Other diagnostic tests, such as one that involves injecting an anesthetic into and around the shoulder joint, are discussed in detail in other parts of this booklet.
Symptoms and Treatment
The symptoms of shoulder problems, as well as their diagnosis and treatment, vary widely, depending on the specific problem.
Treat Shoulder Injuries With RICE (Rest, Ice, Compression, and Elevation)
If you injure a shoulder, try the following:
- Rest. Reduce or stop using the injured area for 48 hours.
- Ice. Put an ice pack on the injured area for 20 minutes at a time, 4 to 8 times per day.

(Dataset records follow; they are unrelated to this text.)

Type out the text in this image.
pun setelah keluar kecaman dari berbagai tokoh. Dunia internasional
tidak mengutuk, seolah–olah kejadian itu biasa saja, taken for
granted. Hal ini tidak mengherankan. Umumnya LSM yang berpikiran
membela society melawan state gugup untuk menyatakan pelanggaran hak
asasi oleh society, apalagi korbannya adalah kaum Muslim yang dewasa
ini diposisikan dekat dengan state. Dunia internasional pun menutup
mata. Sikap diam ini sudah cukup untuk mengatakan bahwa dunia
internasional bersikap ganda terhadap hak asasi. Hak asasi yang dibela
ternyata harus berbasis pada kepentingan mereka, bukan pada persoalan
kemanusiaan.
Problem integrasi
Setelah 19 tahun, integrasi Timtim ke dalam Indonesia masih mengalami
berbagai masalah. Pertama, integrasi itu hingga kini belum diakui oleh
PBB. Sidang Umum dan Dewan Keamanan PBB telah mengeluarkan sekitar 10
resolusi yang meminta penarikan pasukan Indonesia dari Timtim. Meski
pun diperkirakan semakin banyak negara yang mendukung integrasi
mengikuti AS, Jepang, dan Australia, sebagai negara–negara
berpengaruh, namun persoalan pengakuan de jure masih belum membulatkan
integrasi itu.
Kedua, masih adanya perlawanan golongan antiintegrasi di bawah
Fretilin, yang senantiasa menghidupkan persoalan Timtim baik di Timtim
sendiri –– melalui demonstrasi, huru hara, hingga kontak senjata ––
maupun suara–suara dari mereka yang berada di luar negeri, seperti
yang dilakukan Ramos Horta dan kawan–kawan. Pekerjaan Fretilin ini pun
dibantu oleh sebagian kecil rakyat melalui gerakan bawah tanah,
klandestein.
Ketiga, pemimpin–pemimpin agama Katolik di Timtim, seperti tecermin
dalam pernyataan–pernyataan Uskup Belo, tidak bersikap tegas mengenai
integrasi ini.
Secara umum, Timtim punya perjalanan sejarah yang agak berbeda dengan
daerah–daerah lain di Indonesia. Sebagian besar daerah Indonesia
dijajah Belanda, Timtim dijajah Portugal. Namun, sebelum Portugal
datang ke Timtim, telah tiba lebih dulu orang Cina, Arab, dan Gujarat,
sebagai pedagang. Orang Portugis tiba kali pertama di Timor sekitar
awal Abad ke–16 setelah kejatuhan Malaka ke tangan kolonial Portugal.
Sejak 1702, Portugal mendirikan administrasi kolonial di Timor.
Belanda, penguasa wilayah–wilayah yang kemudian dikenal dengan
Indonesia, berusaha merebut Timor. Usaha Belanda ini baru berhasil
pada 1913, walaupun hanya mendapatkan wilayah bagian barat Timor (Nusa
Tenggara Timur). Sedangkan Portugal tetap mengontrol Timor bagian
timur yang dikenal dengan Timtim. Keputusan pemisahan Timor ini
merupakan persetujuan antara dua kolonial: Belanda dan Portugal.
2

Use a cold pack, ice bag, or a plastic bag filled with crushed ice that has been wrapped in a towel.
- Compression. Compress the area with bandages, such as an elastic wrap, to help stabilize the shoulder. This may help reduce the swelling.
- Elevation. Keep the injured area elevated above the level of the heart. Use a pillow to help elevate the injury.
If pain and stiffness persist, see your doctor or health care provider.